Summary

Our Score

7/10

Pros

  • Good mix of big guns and brutal melee combat
  • Superb rendition of the Warhammer 40,000 universe

Cons

  • Action grows repetitive with too little variation
  • Stretches of dull scenery and uninspiring set-pieces

Review Price £37.49

The greatest strength of Space Marine is that it does such a great job of bringing the Warhammer 40,000 universe to life. Like Games Workshop’s dark future RPG and wargames, it presents a brutal, dystopian and ludicrously violent sci-fi world, in which a quasi-fascist Imperium is all that stands between humanity and the forces of chaos and disorder, and in which the heroes are hulking bruisers in gigantic suits of power armour, literally battering their way through endless hordes of green-skinned orks intent on tearing them to pieces. It’s a universe that was originally crafted with wit and real attention to detail, intentionally grim but also marked by a vein of twisted humour. Without it, Space Marine would be an above-average third-person action game, but little more. With it, it’s hugely enjoyable, and we should all heap kudos at the feet of the team at Relic Entertainment for making it so.

Space Marine

Space Marine puts you in the thumping, power-armoured boots of Captain Titus of the Ultramarine chapter of the Imperium’s finest, as he leads an assault on an ork invasion force in the process of attacking an Imperial factory world. Ostensibly, the concern is that gigantic Imperial Titans (huge piloted battle robots, for those not in the know) will fall into Ork hands, but as you play it becomes apparent that something larger and more dangerous is afoot.

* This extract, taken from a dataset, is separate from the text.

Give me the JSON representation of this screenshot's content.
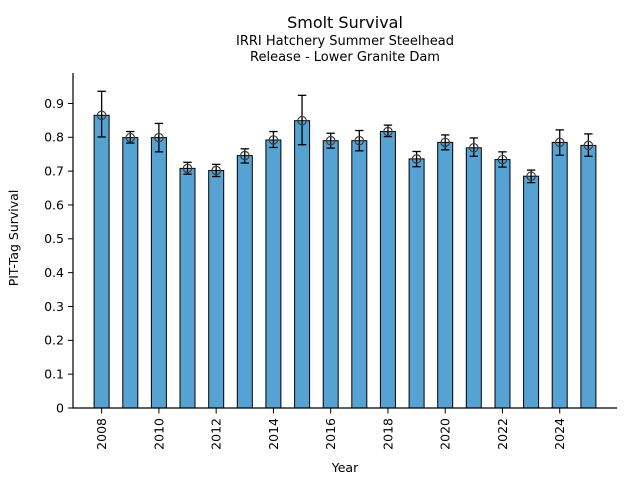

What really matters, however, is that this entails Titus going up against thousands of orks with the assistance of some of the most barbaric futuristic weaponry ever conceived.

Space Marine

Now, screenshots and early reports might point to an uninspired Gears of War clone, but actually that’s only part of the story. In fact, Space Marine turns out to be a weird hybrid of Gears of War and God of War, where melee combat is every bit as important as blasting, and where there’s none of that wussy cowering in cover that those big-girls-blouses in the Gears series get up to. Generally the game works like this: Titus and any supporting officers wander into a new area. Within seconds, the area is swarming with charging orks and peppered with gunners and snipers, and you take out the former with your current melee weapon while blasting the latter with your bolter, laser or plasma gun of choice. The trigger buttons handle shooting, Gears of War-style, while the X, Y and B buttons handle basic attacks, stun attacks and finishing moves. After a few minutes the orks will be nothing more than a smear on the scenery, your armour will be covered  in gore, and you stomp off to the next area and repeat.

Space Marine

This might sound dull, but in practice it’s not. First of all, Space Marine gets the flow of its melee combat right. Whether you’re wielding a chainsword, a power-axe or a mighty, skull-crushing hammer, hacking your way through the orks feels good, and the game can pack impressive numbers of the green-skinned thugs on-screen at any time. There’s also a level of strategy involved. Ignore the orks with guns (or worse, rocket launchers) and they’ll pick you off while you’re managing the hordes. Leave the shock troops to focus on the snipers, and you risk being overwhelmed.